Bediüzzaman Denizli hapsinde iken , halk, iki-üç defa Üstad'ı muhtelif camilerde sabah namazını kılarken görür. Savcı işitir; hapishane müdürüne pürhiddet, "Bediüzzaman'ı sabah namazında dışarıya, camiye çıkarmışsınız" der. Tahkîkat yapar ki, Üstad hapishaneden dışarıya katiyen çıkarılmamış. Eskişehir Hapishanesinde iken de, bir Cuma günü, hapishane müdürü, katip ile otururken bir ses duyuyor: "Müdür Bey! Müdür Bey!" Müdür bakıyor; Bediüzzaman yüksek bir sesle: "Benim mutlaka bugün Ak Camide bulunmam lazım."
Müdür, "Peki Efendi Hazretleri" diye cevap veriyor. Kendi kendine, "Herhalde Hoca Efendi kendisinin hapiste olduğunu ve dışarıya çıkamayacağını bilemiyor" diye söylenir ve odasına çekilir.
Öğle vakti, Bediüzzaman'ın gönlünü alayım, Ak Camiye gidemeyeceğini izah edeyim düşüncesiyle ÜSTADIN KOĞUŞUNA GİDER. KOĞUŞ PENCERESİNDEN BAKAR Kİ, BEDİÜZZAMAN İÇERİDE YOK! HEMEN JANDARMAYA SORAR. "İÇERİDE İDİ; HEM, KAPI KİLİTLİ" CEVABINI ALIR.
DERHAL CAMİYE KOŞAR. BEDİÜZZAMAN'IN İLERİDE, BİRİNCİ SAFTA, SAĞ TARAFTA NAMAZ KILDIĞINI GÖRÜR. NAMAZIN SONLARINDA BEDİÜZZAMAN'I YERİNDE GÖREMEYİP, HEMEN HAPİSHANEYE DÖNER; HAZRET-İ ÜSTADIN "ALLAHÜ EKBER" DİYEREK SECDEYE KAPANDIĞINI HAYRETLER İÇERİSİNDE GÖRÜR. (Bu hadíseyi bizzat o zamanki hapishane müdürü anlatmıştır.)

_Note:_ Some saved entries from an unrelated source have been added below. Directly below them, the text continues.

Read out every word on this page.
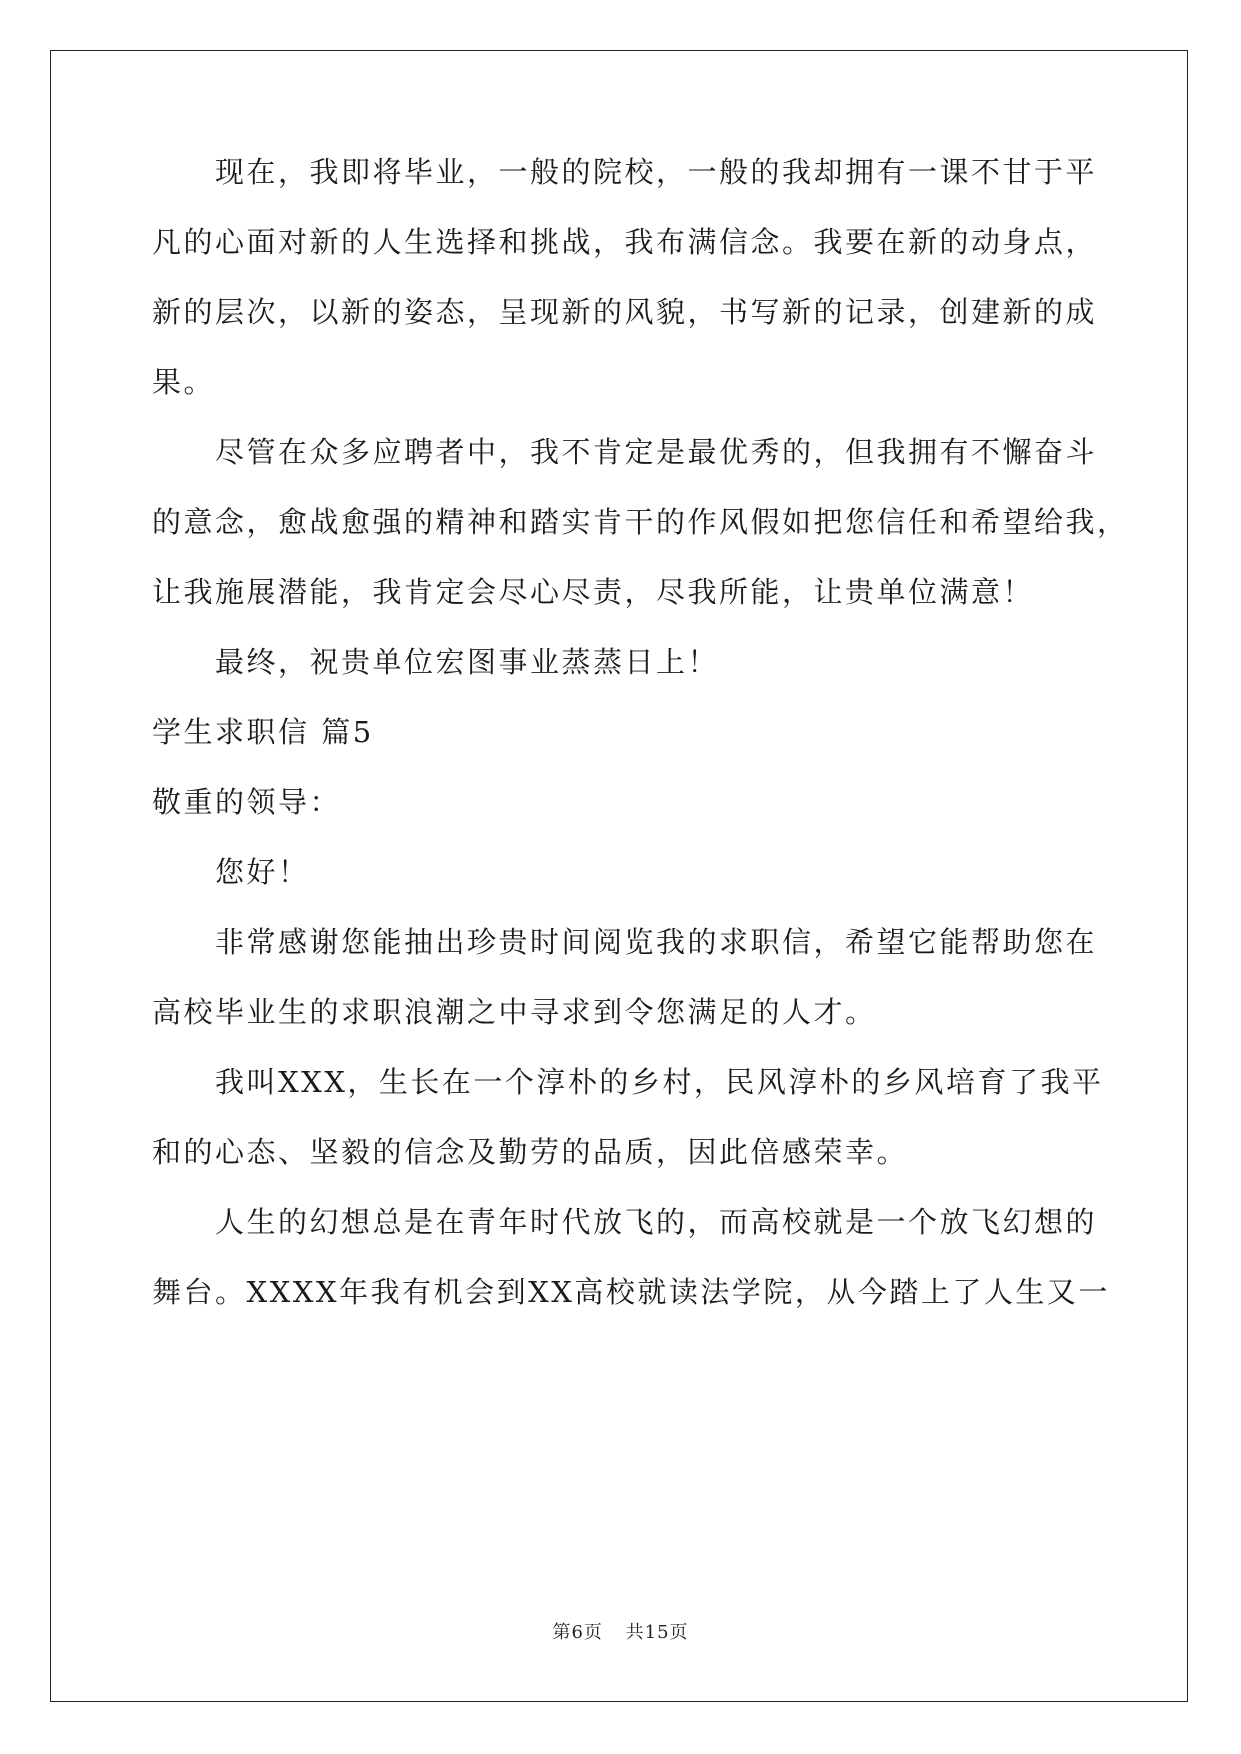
现在，我即将毕业，一般的院校，一般的我却拥有一课不甘于平
凡的心面对新的人生选择和挑战，我布满信念。我要在新的动身点，
新的层次，以新的姿态，呈现新的风貌，书写新的记录，创建新的成
果。
尽管在众多应聘者中，我不肯定是最优秀的，但我拥有不懈奋斗
的意念，愈战愈强的精神和踏实肯干的作风假如把您信任和希望给我，
让我施展潜能，我肯定会尽心尽责，尽我所能，让贵单位满意！
最终，祝贵单位宏图事业蒸蒸日上！
学生求职信 篇5
敬重的领导：
您好！
非常感谢您能抽出珍贵时间阅览我的求职信，希望它能帮助您在
高校毕业生的求职浪潮之中寻求到令您满足的人才。
我叫XXX，生长在一个淳朴的乡村，民风淳朴的乡风培育了我平
和的心态、坚毅的信念及勤劳的品质，因此倍感荣幸。
人生的幻想总是在青年时代放飞的，而高校就是一个放飞幻想的
舞台。XXXX年我有机会到XX高校就读法学院，从今踏上了人生又一
第6页 共15页
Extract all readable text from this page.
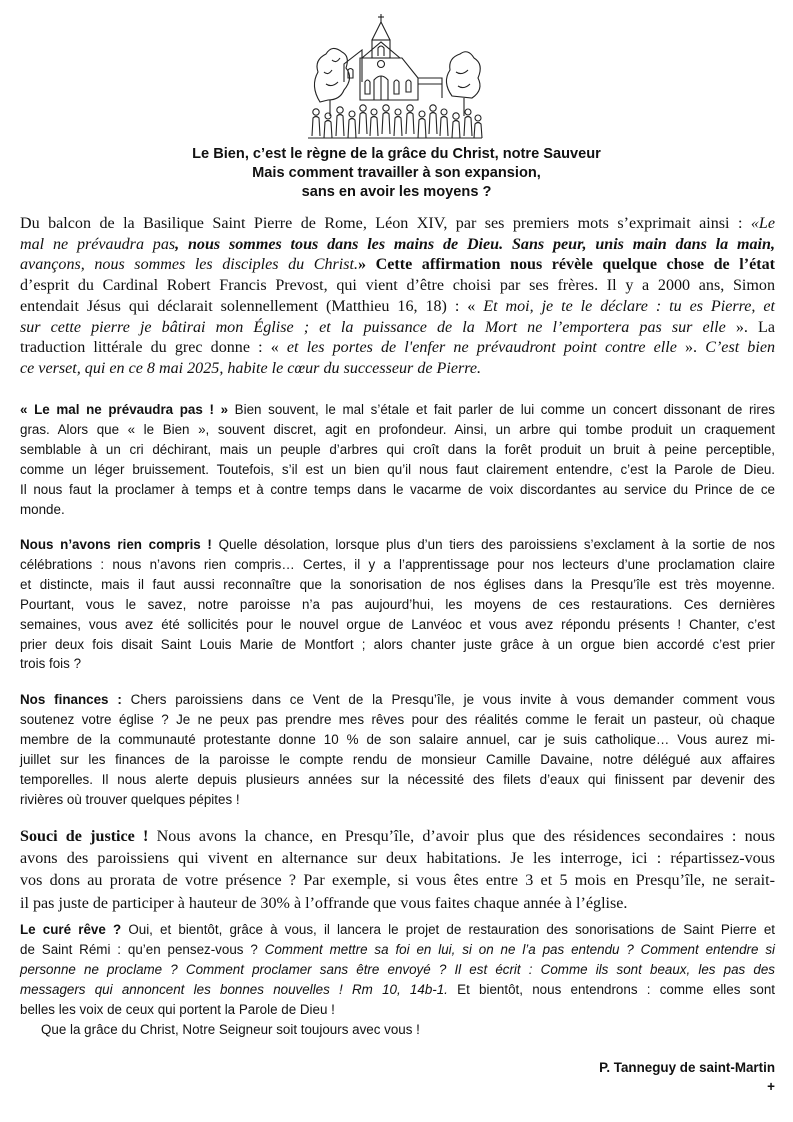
Le Bien, c’est le règne de la grâce du Christ, notre Sauveur
Mais comment travailler à son expansion,
sans en avoir les moyens ?
Du balcon de la Basilique Saint Pierre de Rome, Léon XIV, par ses premiers mots s’exprimait ainsi : «Le
mal ne prévaudra pas, nous sommes tous dans les mains de Dieu. Sans peur, unis main dans la main,
avançons, nous sommes les disciples du Christ.» Cette affirmation nous révèle quelque chose de l’état
d’esprit du Cardinal Robert Francis Prevost, qui vient d’être choisi par ses frères. Il y a 2000 ans, Simon
entendait Jésus qui déclarait solennellement (Matthieu 16, 18) : « Et moi, je te le déclare : tu es Pierre, et
sur cette pierre je bâtirai mon Église ; et la puissance de la Mort ne l’emportera pas sur elle ». La
traduction littérale du grec donne : « et les portes de l'enfer ne prévaudront point contre elle ». C’est bien
ce verset, qui en ce 8 mai 2025, habite le cœur du successeur de Pierre.
« Le mal ne prévaudra pas ! » Bien souvent, le mal s’étale et fait parler de lui comme un concert dissonant de rires
gras. Alors que « le Bien », souvent discret, agit en profondeur. Ainsi, un arbre qui tombe produit un craquement
semblable à un cri déchirant, mais un peuple d’arbres qui croît dans la forêt produit un bruit à peine perceptible,
comme un léger bruissement. Toutefois, s’il est un bien qu’il nous faut clairement entendre, c’est la Parole de Dieu.
Il nous faut la proclamer à temps et à contre temps dans le vacarme de voix discordantes au service du Prince de ce
monde.
Nous n’avons rien compris ! Quelle désolation, lorsque plus d’un tiers des paroissiens s’exclament à la sortie de nos
célébrations : nous n’avons rien compris… Certes, il y a l’apprentissage pour nos lecteurs d’une proclamation claire
et distincte, mais il faut aussi reconnaître que la sonorisation de nos églises dans la Presqu’île est très moyenne.
Pourtant, vous le savez, notre paroisse n’a pas aujourd’hui, les moyens de ces restaurations. Ces dernières
semaines, vous avez été sollicités pour le nouvel orgue de Lanvéoc et vous avez répondu présents ! Chanter, c’est
prier deux fois disait Saint Louis Marie de Montfort ; alors chanter juste grâce à un orgue bien accordé c’est prier
trois fois ?
Nos finances : Chers paroissiens dans ce Vent de la Presqu’île, je vous invite à vous demander comment vous
soutenez votre église ? Je ne peux pas prendre mes rêves pour des réalités comme le ferait un pasteur, où chaque
membre de la communauté protestante donne 10 % de son salaire annuel, car je suis catholique… Vous aurez mi-
juillet sur les finances de la paroisse le compte rendu de monsieur Camille Davaine, notre délégué aux affaires
temporelles. Il nous alerte depuis plusieurs années sur la nécessité des filets d’eaux qui finissent par devenir des
rivières où trouver quelques pépites !
Souci de justice ! Nous avons la chance, en Presqu’île, d’avoir plus que des résidences secondaires : nous
avons des paroissiens qui vivent en alternance sur deux habitations. Je les interroge, ici : répartissez-vous
vos dons au prorata de votre présence ? Par exemple, si vous êtes entre 3 et 5 mois en Presqu’île, ne serait-
il pas juste de participer à hauteur de 30% à l’offrande que vous faites chaque année à l’église.
Le curé rêve ? Oui, et bientôt, grâce à vous, il lancera le projet de restauration des sonorisations de Saint Pierre et
de Saint Rémi : qu’en pensez-vous ? Comment mettre sa foi en lui, si on ne l’a pas entendu ? Comment entendre si
personne ne proclame ? Comment proclamer sans être envoyé ? Il est écrit : Comme ils sont beaux, les pas des
messagers qui annoncent les bonnes nouvelles ! Rm 10, 14b-1. Et bientôt, nous entendrons : comme elles sont
belles les voix de ceux qui portent la Parole de Dieu !
Que la grâce du Christ, Notre Seigneur soit toujours avec vous !
P. Tanneguy de saint-Martin
+
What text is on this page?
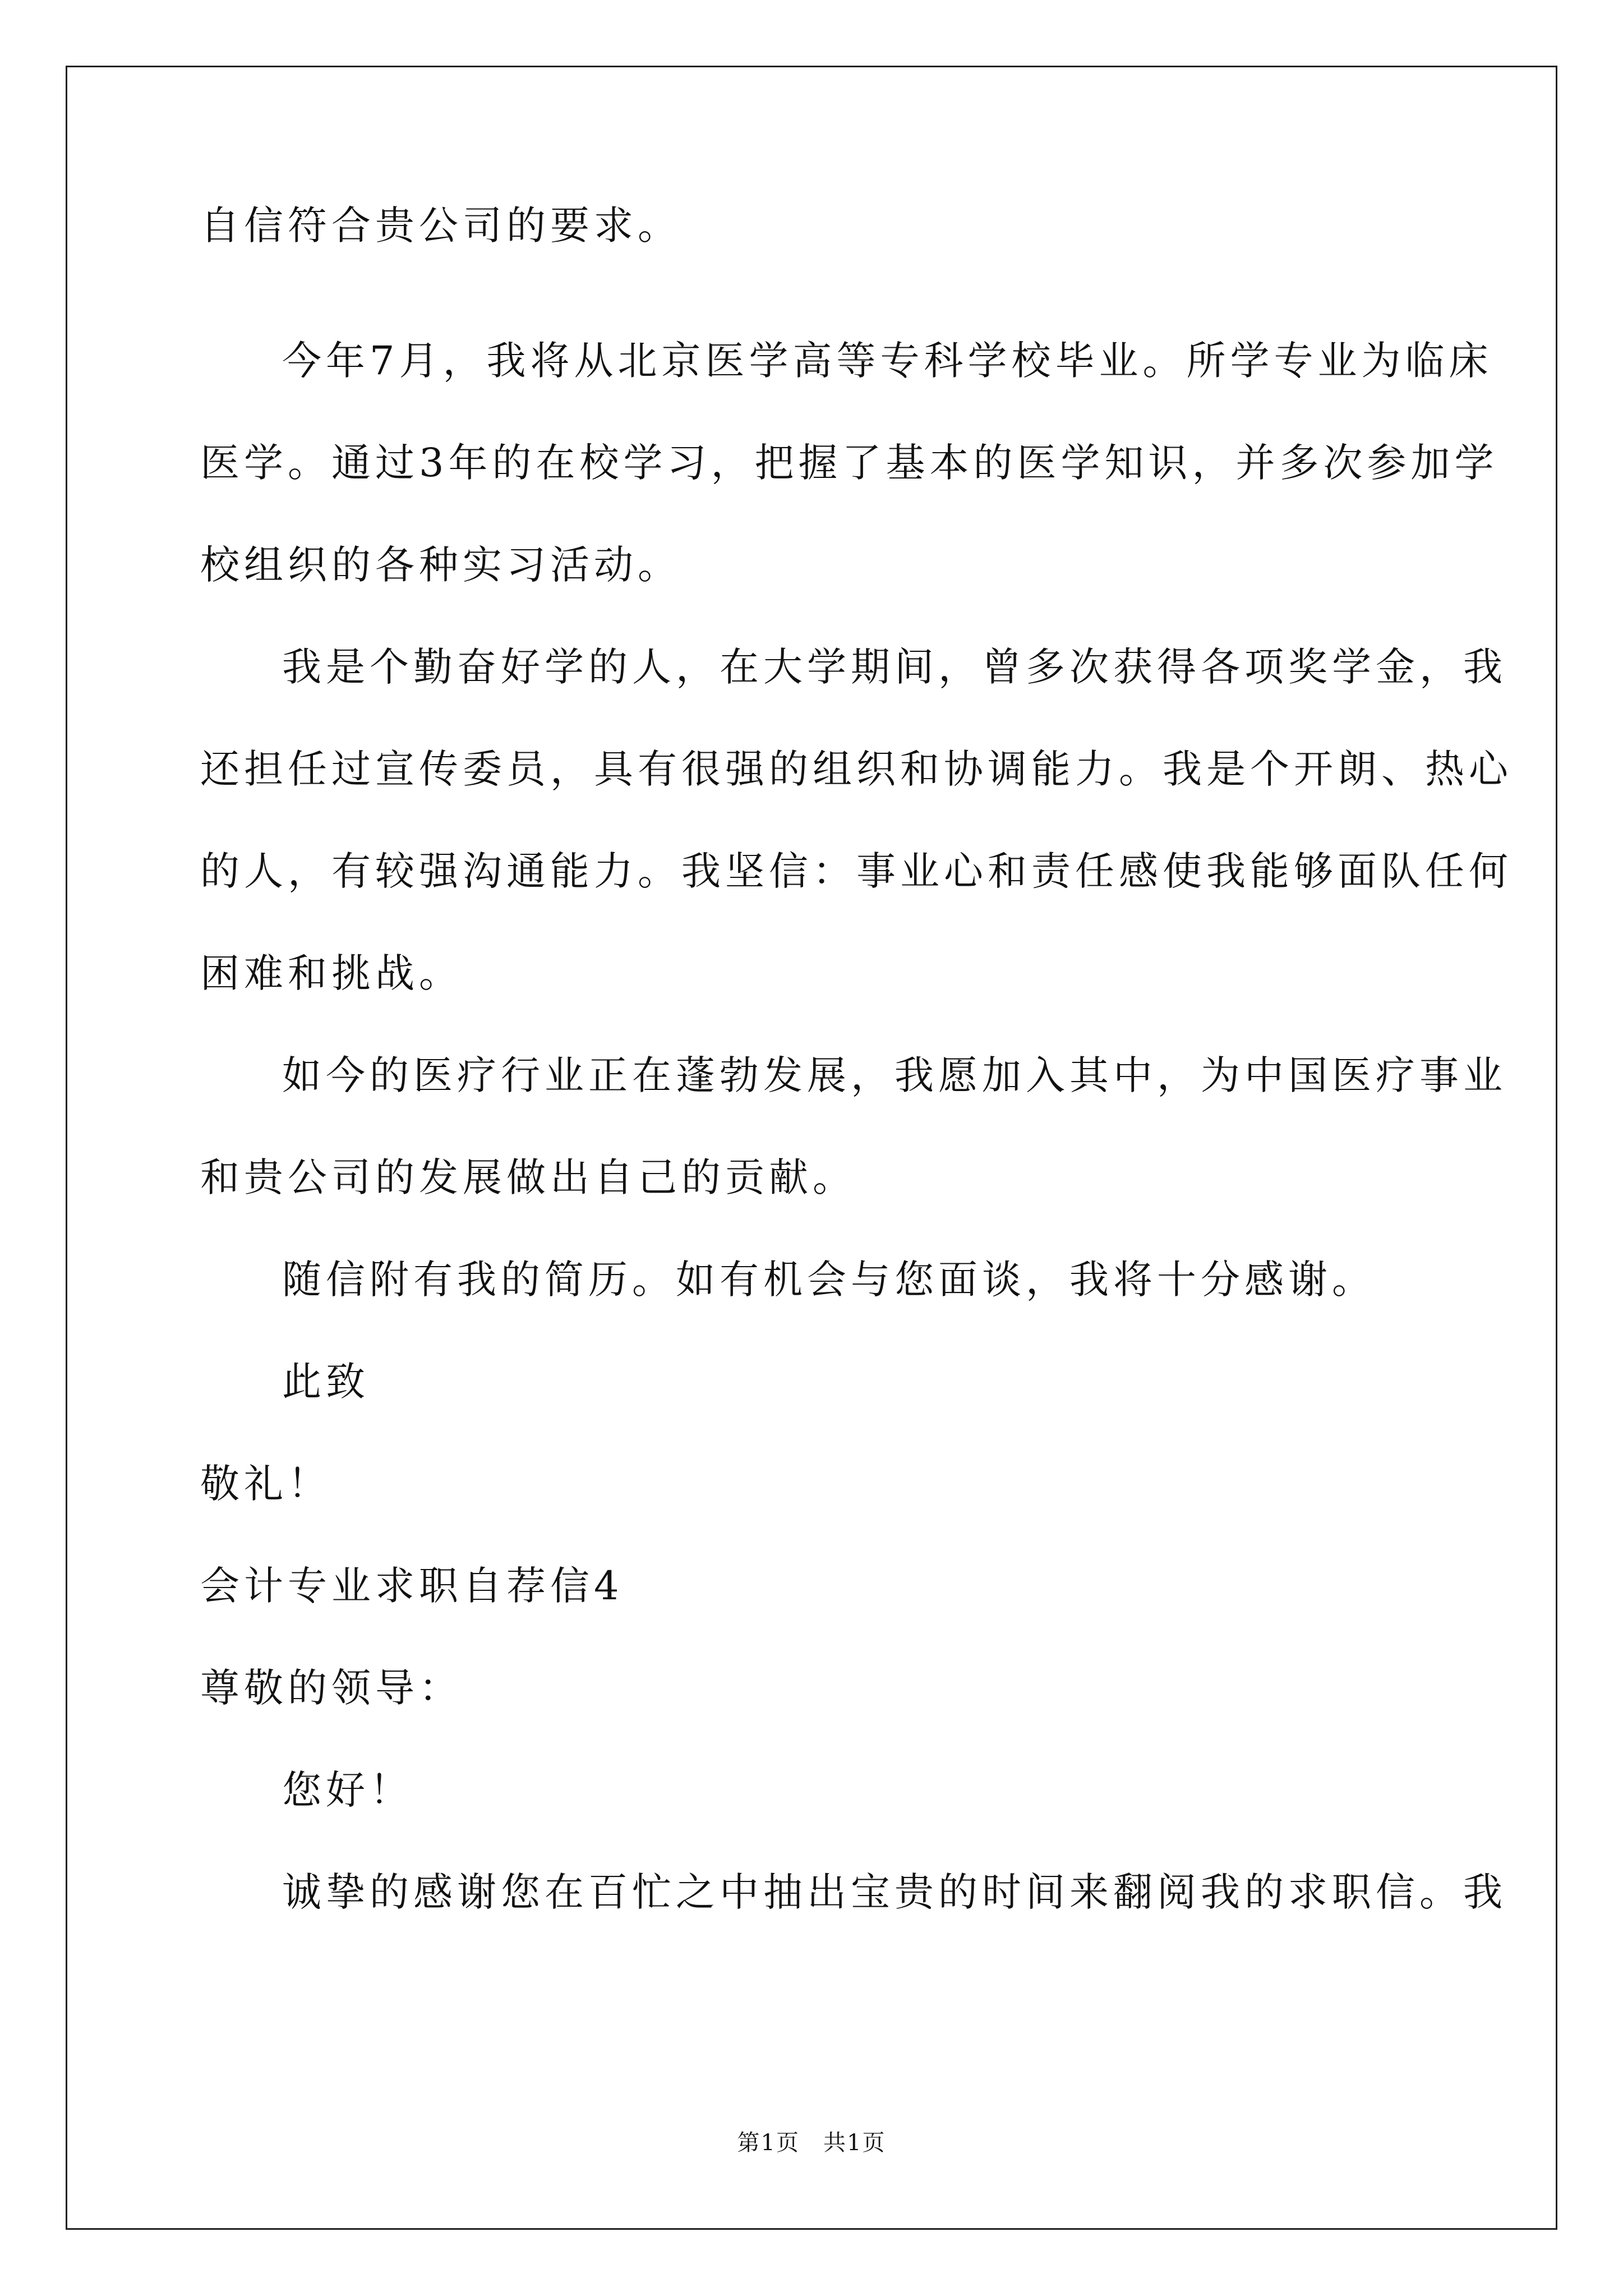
自信符合贵公司的要求。
今年7月，我将从北京医学高等专科学校毕业。所学专业为临床
医学。通过3年的在校学习，把握了基本的医学知识，并多次参加学
校组织的各种实习活动。
我是个勤奋好学的人，在大学期间，曾多次获得各项奖学金，我
还担任过宣传委员，具有很强的组织和协调能力。我是个开朗、热心
的人，有较强沟通能力。我坚信：事业心和责任感使我能够面队任何
困难和挑战。
如今的医疗行业正在蓬勃发展，我愿加入其中，为中国医疗事业
和贵公司的发展做出自己的贡献。
随信附有我的简历。如有机会与您面谈，我将十分感谢。
此致
敬礼！
会计专业求职自荐信4
尊敬的领导：
您好！
诚挚的感谢您在百忙之中抽出宝贵的时间来翻阅我的求职信。我
第1页　共1页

BEDİÜZZAMAN TECRİDDEYKEN AYNI VAKİTTE ÇARŞIDA GÖRÜLMESİ

Bediüzzaman hapiste iken, birgün o zamanın Eskişehir müdde-i umûmisi (savcısı) Üstadı çarşıda görür. Hayret ve taaccüble (şaşkınlıkla) ve vazifesine son vereceği ihtarıyla, hapishane müdürüne: "Ne için Bediüzzaman'ı çarşıya çıkardınız? Şimdi çarşıda gördüm." Müdür de: "Hayır, efendim. Bediüzzaman hapishanede, hatta tecriddedir; bakınız" diye cevap verir. (Tarihçe-i Hayat, s.192)


DEMİR KELEPÇELERİN BEDİÜZZAMAN NAMAZ KILMAK İSTEDİĞİNDE AÇILMASI

"Molla Said elleri bağlı, muhafız nezaretinde Bitlis'e nakledildi. Jandarmalarla yolda giderken namaz vakti gelir. Namaz kılmak için, kelepçelerin açılmasını jandarmalara ihtar eder. Jandarmalar kabul etmeyince, demir kelepçeleri bir mendil gibi açarak önlerine atar. Jandarmalar, bu hali keramet addedip (keramet olarak düşünüp) hayretler içinde kalırlar. Teslimiyetle, rica ve istirham ile: Biz şimdiye kadar muhafızınız idik, bundan sonra hizmetçiniziz! derler. Bir gün Bediüzzaman'a soruldu: Kelepçeyi nasıl açtın? Dedi: Ben de bilmem. Fakat olsa olsa namazın kerametidir. (Tarihçe-i Hayat, s.42)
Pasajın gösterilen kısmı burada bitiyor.